Time to look at some numbers again. We’ll compare the new versions of the Sutskever, Bengio and Momentum formulations of NAG with vanilla NAG. We’ll also once again pull out the momentum stage results for Sutskever so we can compare directly to the Bengio result.
mnagc_opt <- mnagc(par, fn, gr, lr, mu, max_iter)
snagc_opt <- snagc(par, fn, gr, lr, mu, max_iter, wait = 1)
bnagc_opt <- bnagc(par, fn, gr, lr, mu, max_iter)
ncdf <- data.frame(cBengio = bnagc_opt$fs,
cSutskever = snagc_opt$fs,
"Suts Mom" = snagc_opt$mu_fs,
NAG = nag_opt$fs,
cmNAG = mnagc_opt$fs,
"NAG gd" = nag_opt$gd_fs)
Let’s have a look at the first few iteration results:
knitr::kable(head(ncdf), caption = paste(
"First few evaluations of NAG consistent implementations, with lr = ",
formatC(lr), "mu = ", formatC(mu),
collapse = " "))
cBengio | cSutskever | Suts.Mom | NAG | cmNAG | NAG.gd |
---|---|---|---|---|---|
5.352912 | 5.352912 | 24.200000 | 5.352912 | 5.352912 | 5.352912 |
5.257042 | 4.117790 | 5.352912 | 5.257042 | 5.257042 | 4.117790 |
4.133512 | 4.118466 | 5.257042 | 4.133512 | 4.133512 | 4.118466 |
4.096729 | 4.097143 | 4.133512 | 4.096729 | 4.096729 | 4.097143 |
4.069433 | 4.082870 | 4.096729 | 4.069433 | 4.069433 | 4.082870 |
4.050225 | 4.066122 | 4.069433 | 4.050225 | 4.050225 | 4.066122 |
These are in the same order as the previous table. The Bengio and Sutskever formulations don’t match, as expected. But the Sutskever momentum result in the third column does match the Bengio results from the previous iteration. So relative performance between Sutskever and Bengio has been maintained. But in addition, the NAG result in the fourth column matches the Bengio and Sutskever momentum results. The momentum NAG result has also been correctly updated. Finally, as an extra check, the NAG gradient desent result is shown in the final column, which also matches up with the Sutskever results.

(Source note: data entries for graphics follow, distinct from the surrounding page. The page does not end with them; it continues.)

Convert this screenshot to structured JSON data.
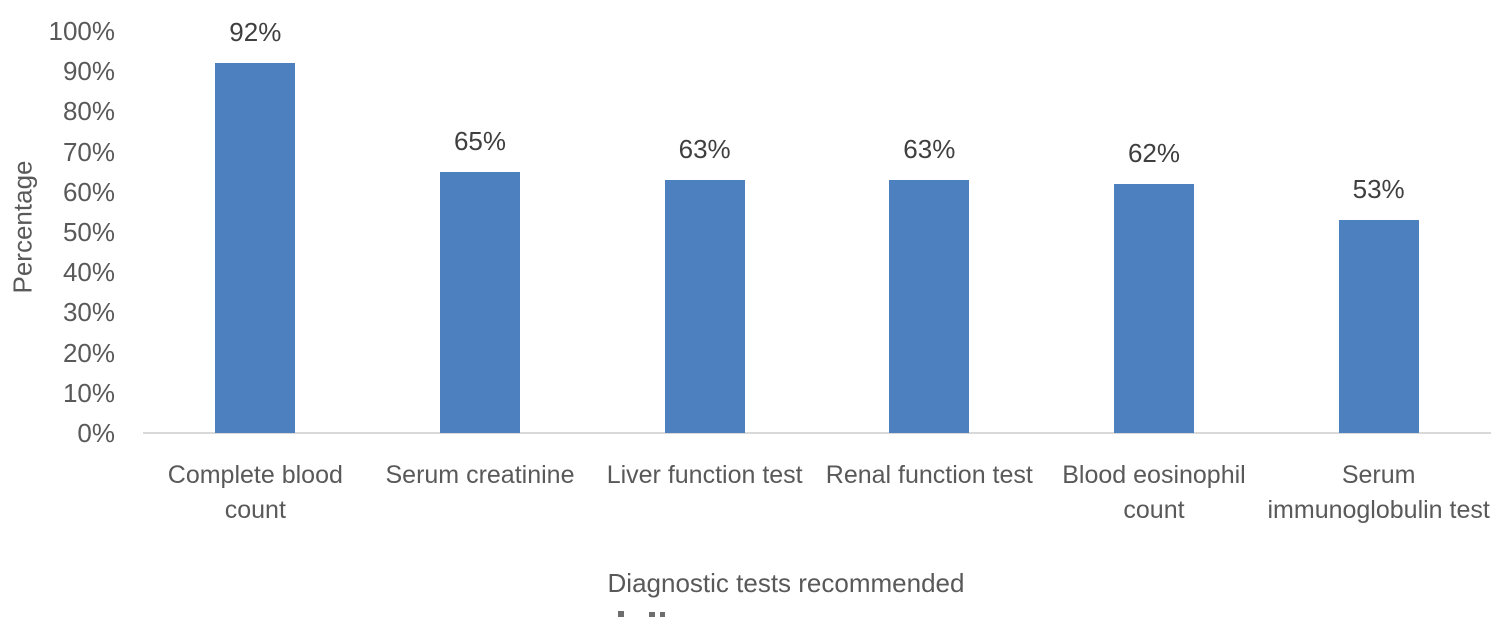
{
  "chart_data": {
    "type": "bar",
    "title": "",
    "categories": [
      "Complete blood count",
      "Serum creatinine",
      "Liver function test",
      "Renal function test",
      "Blood eosinophil count",
      "Serum immunoglobulin test"
    ],
    "values": [
      92,
      65,
      63,
      63,
      62,
      53
    ],
    "value_labels": [
      "92%",
      "65%",
      "63%",
      "63%",
      "62%",
      "53%"
    ],
    "xlabel": "Diagnostic tests recommended",
    "ylabel": "Percentage",
    "ylim": [
      0,
      100
    ],
    "ytick_values": [
      0,
      10,
      20,
      30,
      40,
      50,
      60,
      70,
      80,
      90,
      100
    ],
    "ytick_labels": [
      "0%",
      "10%",
      "20%",
      "30%",
      "40%",
      "50%",
      "60%",
      "70%",
      "80%",
      "90%",
      "100%"
    ],
    "legend_position": "none",
    "grid": "off",
    "bar_color": "#4d80bf",
    "axis_line_color": "#d9d9d9",
    "tick_text_color": "#595959",
    "value_label_color": "#3f3f3f"
  }
}
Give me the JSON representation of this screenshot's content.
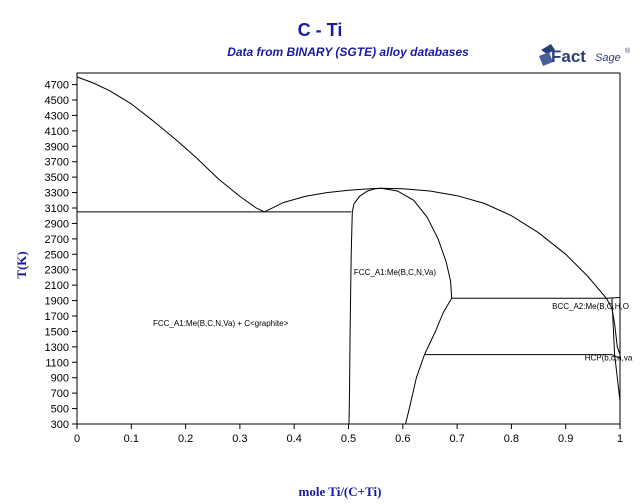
{
  "header": {
    "title": "C - Ti",
    "subtitle": "Data from BINARY (SGTE) alloy databases",
    "logo_text_main": "Fact",
    "logo_text_sub": "Sage",
    "logo_mark": "®",
    "logo_color": "#2a3f7a"
  },
  "chart_data": {
    "type": "line",
    "title": "C - Ti",
    "subtitle": "Data from BINARY (SGTE) alloy databases",
    "xlabel": "mole Ti/(C+Ti)",
    "ylabel": "T(K)",
    "xlim": [
      0,
      1
    ],
    "ylim": [
      300,
      4850
    ],
    "x_ticks": [
      0,
      0.1,
      0.2,
      0.3,
      0.4,
      0.5,
      0.6,
      0.7,
      0.8,
      0.9,
      1
    ],
    "x_tick_labels": [
      "0",
      "0.1",
      "0.2",
      "0.3",
      "0.4",
      "0.5",
      "0.6",
      "0.7",
      "0.8",
      "0.9",
      "1"
    ],
    "y_ticks": [
      300,
      500,
      700,
      900,
      1100,
      1300,
      1500,
      1700,
      1900,
      2100,
      2300,
      2500,
      2700,
      2900,
      3100,
      3300,
      3500,
      3700,
      3900,
      4100,
      4300,
      4500,
      4700
    ],
    "y_tick_labels": [
      "300",
      "500",
      "700",
      "900",
      "1100",
      "1300",
      "1500",
      "1700",
      "1900",
      "2100",
      "2300",
      "2500",
      "2700",
      "2900",
      "3100",
      "3300",
      "3500",
      "3700",
      "3900",
      "4100",
      "4300",
      "4500",
      "4700"
    ],
    "grid": false,
    "line_color": "#000000",
    "series": [
      {
        "x": [
          0,
          0.03,
          0.06,
          0.1,
          0.14,
          0.18,
          0.22,
          0.26,
          0.3,
          0.33,
          0.345
        ],
        "y": [
          4800,
          4720,
          4620,
          4450,
          4230,
          4000,
          3750,
          3480,
          3250,
          3100,
          3050
        ]
      },
      {
        "x": [
          0.345,
          0.38,
          0.42,
          0.46,
          0.5,
          0.54,
          0.56
        ],
        "y": [
          3050,
          3170,
          3250,
          3300,
          3330,
          3350,
          3355
        ]
      },
      {
        "x": [
          0.56,
          0.6,
          0.65,
          0.7,
          0.75,
          0.8,
          0.85,
          0.9,
          0.94,
          0.975
        ],
        "y": [
          3355,
          3350,
          3320,
          3260,
          3160,
          3000,
          2780,
          2500,
          2220,
          1930
        ]
      },
      {
        "x": [
          0,
          0.505
        ],
        "y": [
          3050,
          3050
        ]
      },
      {
        "x": [
          0.507,
          0.51,
          0.52,
          0.535,
          0.55,
          0.56
        ],
        "y": [
          3050,
          3150,
          3250,
          3320,
          3350,
          3355
        ]
      },
      {
        "x": [
          0.56,
          0.59,
          0.62,
          0.645,
          0.665,
          0.68,
          0.688,
          0.69
        ],
        "y": [
          3355,
          3320,
          3200,
          2980,
          2700,
          2400,
          2150,
          1930
        ]
      },
      {
        "x": [
          0.507,
          0.505,
          0.503,
          0.502,
          0.501
        ],
        "y": [
          3050,
          2500,
          1500,
          800,
          300
        ]
      },
      {
        "x": [
          0.69,
          0.675,
          0.66,
          0.64,
          0.625,
          0.612,
          0.605
        ],
        "y": [
          1930,
          1750,
          1500,
          1200,
          900,
          500,
          300
        ]
      },
      {
        "x": [
          0.69,
          0.975
        ],
        "y": [
          1930,
          1930
        ]
      },
      {
        "x": [
          0.64,
          0.985
        ],
        "y": [
          1200,
          1200
        ]
      },
      {
        "x": [
          0.975,
          0.985,
          0.99,
          0.995,
          1.0
        ],
        "y": [
          1930,
          1800,
          1600,
          1300,
          1200
        ]
      },
      {
        "x": [
          0.985,
          0.99,
          0.995,
          1.0
        ],
        "y": [
          1930,
          1200,
          900,
          600
        ]
      },
      {
        "x": [
          0.985,
          1.0
        ],
        "y": [
          1200,
          1150
        ]
      },
      {
        "x": [
          0.975,
          1.0
        ],
        "y": [
          1930,
          1940
        ]
      }
    ],
    "annotations": [
      {
        "text": "FCC_A1:Me(B,C,N,Va) + C<graphite>",
        "x": 0.14,
        "y": 1570
      },
      {
        "text": "FCC_A1:Me(B,C,N,Va)",
        "x": 0.51,
        "y": 2230
      },
      {
        "text": "BCC_A2:Me(B,C,H,O",
        "x": 0.875,
        "y": 1790
      },
      {
        "text": "HCP(b,c,n,va",
        "x": 0.935,
        "y": 1120
      }
    ]
  }
}
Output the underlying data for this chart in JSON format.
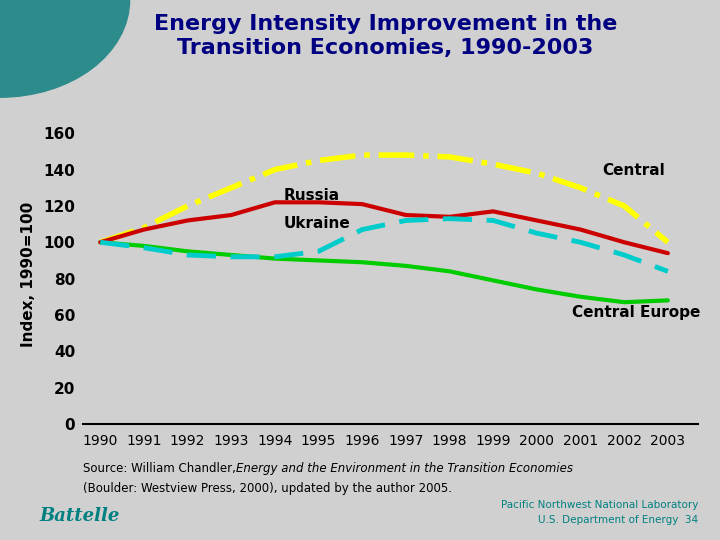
{
  "title": "Energy Intensity Improvement in the\nTransition Economies, 1990-2003",
  "ylabel": "Index, 1990=100",
  "years": [
    1990,
    1991,
    1992,
    1993,
    1994,
    1995,
    1996,
    1997,
    1998,
    1999,
    2000,
    2001,
    2002,
    2003
  ],
  "russia": [
    100,
    107,
    112,
    115,
    122,
    122,
    121,
    115,
    114,
    117,
    112,
    107,
    100,
    94
  ],
  "ukraine": [
    100,
    97,
    93,
    92,
    92,
    95,
    107,
    112,
    113,
    112,
    105,
    100,
    93,
    84
  ],
  "central": [
    100,
    108,
    120,
    130,
    140,
    145,
    148,
    148,
    147,
    143,
    138,
    130,
    120,
    100
  ],
  "central_europe": [
    100,
    98,
    95,
    93,
    91,
    90,
    89,
    87,
    84,
    79,
    74,
    70,
    67,
    68
  ],
  "russia_color": "#cc0000",
  "ukraine_color": "#00cccc",
  "central_color": "#ffff00",
  "central_europe_color": "#00cc00",
  "background_color": "#d0d0d0",
  "title_color": "#000080",
  "ylim": [
    0,
    165
  ],
  "yticks": [
    0,
    20,
    40,
    60,
    80,
    100,
    120,
    140,
    160
  ],
  "russia_label": "Russia",
  "ukraine_label": "Ukraine",
  "central_label": "Central",
  "central_europe_label": "Central Europe",
  "battelle_text": "Battelle",
  "page_num": "34"
}
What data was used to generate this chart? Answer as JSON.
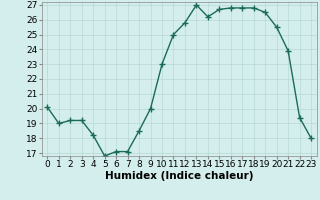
{
  "x": [
    0,
    1,
    2,
    3,
    4,
    5,
    6,
    7,
    8,
    9,
    10,
    11,
    12,
    13,
    14,
    15,
    16,
    17,
    18,
    19,
    20,
    21,
    22,
    23
  ],
  "y": [
    20.1,
    19.0,
    19.2,
    19.2,
    18.2,
    16.8,
    17.1,
    17.1,
    18.5,
    20.0,
    23.0,
    25.0,
    25.8,
    27.0,
    26.2,
    26.7,
    26.8,
    26.8,
    26.8,
    26.5,
    25.5,
    23.9,
    19.4,
    18.0
  ],
  "line_color": "#1a6b5a",
  "marker": "+",
  "marker_size": 4,
  "bg_color": "#d4eeed",
  "grid_color": "#b8d8d5",
  "xlabel": "Humidex (Indice chaleur)",
  "ylim": [
    17,
    27
  ],
  "xlim": [
    -0.5,
    23.5
  ],
  "yticks": [
    17,
    18,
    19,
    20,
    21,
    22,
    23,
    24,
    25,
    26,
    27
  ],
  "xticks": [
    0,
    1,
    2,
    3,
    4,
    5,
    6,
    7,
    8,
    9,
    10,
    11,
    12,
    13,
    14,
    15,
    16,
    17,
    18,
    19,
    20,
    21,
    22,
    23
  ],
  "xlabel_fontsize": 7.5,
  "tick_fontsize": 6.5,
  "linewidth": 1.0,
  "marker_linewidth": 1.0
}
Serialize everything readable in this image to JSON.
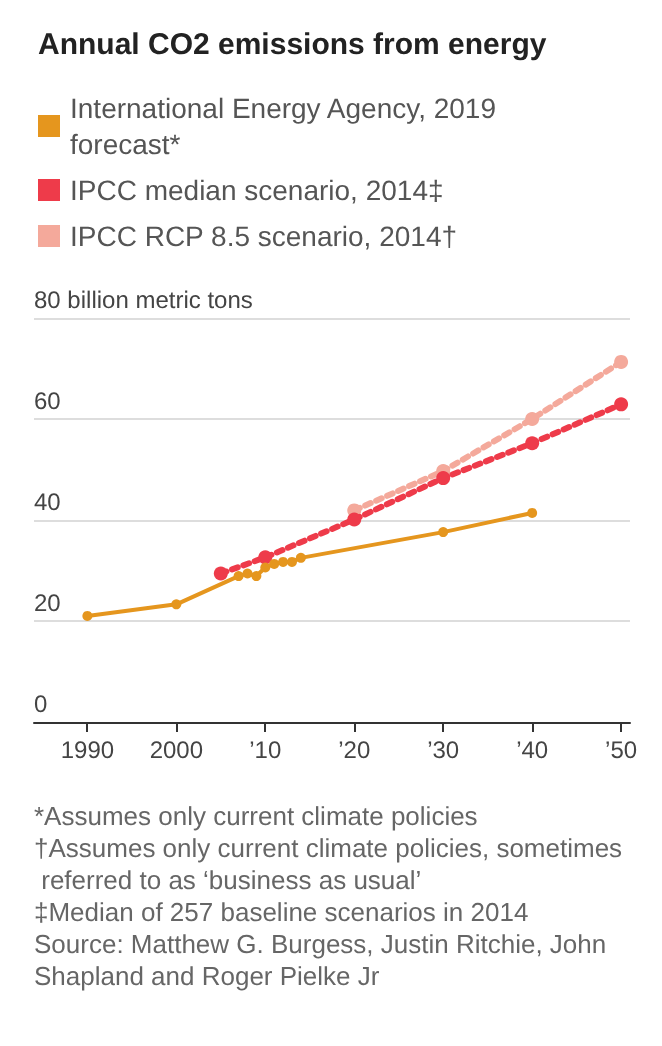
{
  "chart_data": {
    "type": "line",
    "title": "Annual CO2 emissions from energy",
    "xlim": [
      1984,
      2051
    ],
    "xticks": [
      1990,
      2000,
      {
        "value": 2010,
        "label": "’10"
      },
      {
        "value": 2020,
        "label": "’20"
      },
      {
        "value": 2030,
        "label": "’30"
      },
      {
        "value": 2040,
        "label": "’40"
      },
      {
        "value": 2050,
        "label": "’50"
      }
    ],
    "ylim": [
      0,
      80
    ],
    "yticks": [
      0,
      20,
      40,
      60,
      {
        "value": 80,
        "label": "80 billion metric tons"
      }
    ],
    "grid": "y",
    "legend": "top left",
    "marker": "circle",
    "series": [
      {
        "name": "International Energy Agency, 2019 forecast*",
        "color": "#e5961e",
        "line_style": "solid",
        "x": [
          1990,
          2000,
          2007,
          2008,
          2009,
          2010,
          2011,
          2012,
          2013,
          2014,
          2030,
          2040
        ],
        "values": [
          21,
          23.3,
          28.9,
          29.4,
          28.9,
          30.6,
          31.3,
          31.7,
          31.7,
          32.5,
          37.6,
          41.4
        ]
      },
      {
        "name": "IPCC median scenario, 2014‡",
        "color": "#ee3b4a",
        "line_style": "dotted",
        "x": [
          2005,
          2010,
          2020,
          2030,
          2040,
          2050
        ],
        "values": [
          29.4,
          32.6,
          40.1,
          48.3,
          55.2,
          62.9
        ]
      },
      {
        "name": "IPCC RCP 8.5 scenario, 2014†",
        "color": "#f4a99b",
        "line_style": "dotted",
        "x": [
          2020,
          2030,
          2040,
          2050
        ],
        "values": [
          41.9,
          49.7,
          60,
          71.3
        ]
      }
    ],
    "annotations": [
      "*Assumes only current climate policies",
      "†Assumes only current climate policies, sometimes referred to as ‘business as usual’",
      "‡Median of 257 baseline scenarios in 2014",
      "Source: Matthew G. Burgess, Justin Ritchie, John Shapland and Roger Pielke Jr"
    ]
  }
}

And let’s take a look at the final few iterations, just to make sure everything still holds up:
knitr::kable(tail(ncdf), caption = paste(
"Last few evaluations of NAG consistent implementations, with lr = ",
formatC(lr), "mu = ", formatC(mu),
collapse = " "))
cBengio | cSutskever | Suts.Mom | NAG | cmNAG | NAG.gd | |
---|---|---|---|---|---|---|
95 | 0.0590959 | 0.0631888 | 0.0632715 | 0.0590959 | 0.0590959 | 0.0631888 |
96 | 0.0552234 | 0.0590202 | 0.0590959 | 0.0552234 | 0.0552234 | 0.0590202 |
97 | 0.0516306 | 0.0551542 | 0.0552234 | 0.0516306 | 0.0516306 | 0.0551542 |
98 | 0.0482955 | 0.0515670 | 0.0516306 | 0.0482955 | 0.0482955 | 0.0515670 |
99 | 0.0451983 | 0.0482371 | 0.0482955 | 0.0451983 | 0.0451983 | 0.0482371 |
100 | 0.0423208 | 0.0451446 | 0.0451983 | 0.0423208 | 0.0423208 | 0.0451446 |
That’s a relief.
Yes, NAG can be thought of as being like classical momentum but where you do the momentum step first and then the gradient step. But there’s more to it than that.
Both classical momentum and NAG use a weighted combination of the current and past gradients to determine the next direction of descent. The difference is in the distribution of weights: NAG places more emphasis on recent gradients. So it might succeed better than classical momentum under conditions where the old gradients quickly become uniformative (regions of high curvature?). Personally, I find this view of NAG through the lens of a weighted history of gradients more appealing than the Sutskever formulation because it leads to interesting ideas like Quasi-Hyperbolic Momentum.
In terms of implementation, I pity anyone tasked with implementing Nesterov momentum and demonstrating that they actually got it right. Imagine naively implementing vanilla NAG, the Sutskever formulation and the Bengio formulation. Using identical test functions, starting points and parameters, their output are all different from each other but they’re all correct!